The Witness Evidence
[9] Mr Cornish’s evidence is as follows:
- He commenced employment with ISS on 12 August 2013 at the Orora site. Mr Cornish had worked on the site for other labour hire providers prior to his employment with ISS.
- During his employment with ISS he was never issued with a warning, he did however receive two verbal counselling sessions. The first was in relation to punctuality and the second for failing to wear ear plugs.2
- During his employment he was a member of the safety committee, but was not a safety representative. He has not undertaken any safety training other than to read and sign off on the SOPs.3 In a typical day he would load 8-10 trucks.4
- He does not recall the exact events of 25, 26 or 27 October 2016 as they were ordinary days and nothing unusual happened,5 and therefore he relied on the CCTV footage provided by ISS.
- He does not dispute that he was the forklift operator in the CCTV footage on 25, 26 and 27 October 2016.
- On 25 October 2016, he picked up a pallet and then whilst out of the view of the camera, he believes that he exchanged the hit not device for the truck driver’s keys prior to loading the pallets onto the truck.6 On this occasion, he cannot identify or recall who the driver was in the CCTV footage.
- On 26 October 2016, the CCTV footage shows that he is reversing the forklift whilst carrying pallets, the trucks curtains are already open which he says indicates that Mr Backshall has already left the cabin once,7 he then proceeds to load the truck.

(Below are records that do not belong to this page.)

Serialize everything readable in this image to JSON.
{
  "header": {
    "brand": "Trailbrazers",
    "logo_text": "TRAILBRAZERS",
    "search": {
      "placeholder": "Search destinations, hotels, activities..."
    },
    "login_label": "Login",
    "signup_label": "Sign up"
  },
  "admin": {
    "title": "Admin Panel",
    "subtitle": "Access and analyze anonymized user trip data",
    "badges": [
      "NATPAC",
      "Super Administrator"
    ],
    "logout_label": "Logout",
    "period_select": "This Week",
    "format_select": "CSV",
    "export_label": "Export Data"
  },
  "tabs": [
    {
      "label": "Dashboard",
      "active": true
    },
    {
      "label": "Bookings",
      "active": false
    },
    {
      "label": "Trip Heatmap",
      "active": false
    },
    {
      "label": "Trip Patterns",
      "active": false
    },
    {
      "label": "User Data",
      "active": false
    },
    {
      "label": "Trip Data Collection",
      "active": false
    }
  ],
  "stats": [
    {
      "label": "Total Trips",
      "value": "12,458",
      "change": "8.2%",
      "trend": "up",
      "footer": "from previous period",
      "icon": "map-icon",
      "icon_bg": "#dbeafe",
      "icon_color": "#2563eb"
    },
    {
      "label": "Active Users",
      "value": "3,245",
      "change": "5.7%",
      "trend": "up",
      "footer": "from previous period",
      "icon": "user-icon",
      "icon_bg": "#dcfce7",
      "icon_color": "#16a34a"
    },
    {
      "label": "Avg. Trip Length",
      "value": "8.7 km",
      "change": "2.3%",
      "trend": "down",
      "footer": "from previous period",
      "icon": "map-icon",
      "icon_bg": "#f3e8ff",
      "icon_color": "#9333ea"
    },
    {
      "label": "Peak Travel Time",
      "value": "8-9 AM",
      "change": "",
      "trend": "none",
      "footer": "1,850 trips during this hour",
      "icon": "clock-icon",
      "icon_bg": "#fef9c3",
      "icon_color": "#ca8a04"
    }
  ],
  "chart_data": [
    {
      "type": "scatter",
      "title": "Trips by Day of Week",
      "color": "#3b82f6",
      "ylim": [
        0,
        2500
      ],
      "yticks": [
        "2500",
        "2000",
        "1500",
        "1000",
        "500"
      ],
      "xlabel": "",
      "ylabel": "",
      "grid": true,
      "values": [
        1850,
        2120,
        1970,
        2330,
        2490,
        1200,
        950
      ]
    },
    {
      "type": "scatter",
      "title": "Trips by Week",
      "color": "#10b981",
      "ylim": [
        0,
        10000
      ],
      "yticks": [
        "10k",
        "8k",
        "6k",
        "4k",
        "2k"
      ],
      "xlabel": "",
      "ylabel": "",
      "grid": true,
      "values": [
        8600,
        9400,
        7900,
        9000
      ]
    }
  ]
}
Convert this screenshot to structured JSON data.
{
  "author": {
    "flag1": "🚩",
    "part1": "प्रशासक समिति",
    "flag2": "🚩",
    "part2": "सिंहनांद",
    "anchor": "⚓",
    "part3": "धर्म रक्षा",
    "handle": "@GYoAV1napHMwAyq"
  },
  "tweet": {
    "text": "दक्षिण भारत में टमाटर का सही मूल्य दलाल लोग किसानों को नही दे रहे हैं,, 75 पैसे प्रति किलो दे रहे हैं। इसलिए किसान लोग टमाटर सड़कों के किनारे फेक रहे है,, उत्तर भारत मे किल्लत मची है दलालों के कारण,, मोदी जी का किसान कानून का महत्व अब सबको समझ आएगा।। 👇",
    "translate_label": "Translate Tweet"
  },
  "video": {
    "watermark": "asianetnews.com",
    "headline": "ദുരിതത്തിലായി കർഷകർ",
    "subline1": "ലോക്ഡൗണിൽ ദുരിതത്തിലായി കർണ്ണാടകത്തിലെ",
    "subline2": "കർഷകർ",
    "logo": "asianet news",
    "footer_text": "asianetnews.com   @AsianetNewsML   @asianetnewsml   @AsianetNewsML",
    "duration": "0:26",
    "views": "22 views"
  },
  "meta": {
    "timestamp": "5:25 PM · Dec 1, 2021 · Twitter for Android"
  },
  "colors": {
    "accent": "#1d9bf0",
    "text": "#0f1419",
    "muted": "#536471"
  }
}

The CCTV footage does not capture the events that occurred prior to him reversing the forklift with the pallets which is when he believes he would have exchanged the truck driver’s keys for the hit not device. There is some exchange between him and the truck driver at the end of the footage where the truck driver exits the cabin, however he does not recall what was said.
- On 27 October 2016, the CCTV footage shows him with his right hand holding an item near the right hand side of his face. He would not use a mobile phone whilst driving and therefore he believes that the item must be a UHF radio, which is mounted to the right hand side of the forklift and which employees are permitted to use whilst operating a forklift. There is no curly cord visible in the CCTV footage as the radio is mounted up high, almost on the roof of the forklift, and the footage is obscured by Mr Cornish’s head.8
- On 21 November 2016, he received a telephone call from the day shift team leader, who advised that he needed to attend a meeting with Ms Madden. Mr Cornish attended the meeting where Ms Madden was accompanied by Mr Boswell. Ms Madden read out the allegations and as Mr Cornish tried to reply she advised that they did not want him to respond, that he was to go away and come back within 24 hours with a response and further that he was being laid off with pay.
- On the night of 21 November 2016, Mr Cornish wrote a response. He returned the next day, provided a copy of the response to management and read it out loud. He had Rob Singleton attend as a support person. At the conclusion of the meeting, Mr Cornish was advised that the investigation would be finalised shortly.
- On 23 November 2016, he received a telephone call from Ms Madden who asked him to attend a meeting. At the meeting, Ms Madden and Mr Boswell informed him that they had decided to terminate his employment effective immediately.
- Ms Madden took into account a number of factors. In relation to the one on one conducted on 28 June 2016, Mr Cornish explained that he was using a personal mobile phone outside of break times.9 In relation to the one on one conducted 31 March 2016 he contends that it was not in relation to a safety breach it was in relation to the procedure he undertakes when loading a truck and Ms Madden had misunderstood.10 In relation to using a mobile phone in his personal time whilst driving to work, he explained that he did not recall doing so but recalls Mr Boswell jokingly saying to him once at work “what are you going to do with the $400 you just saved by not getting pulled over by the Police talking on a mobile phone?”11
- The complaints concerning Mr Cornish’s procedural breaches were made by the same person, Mr Backshall.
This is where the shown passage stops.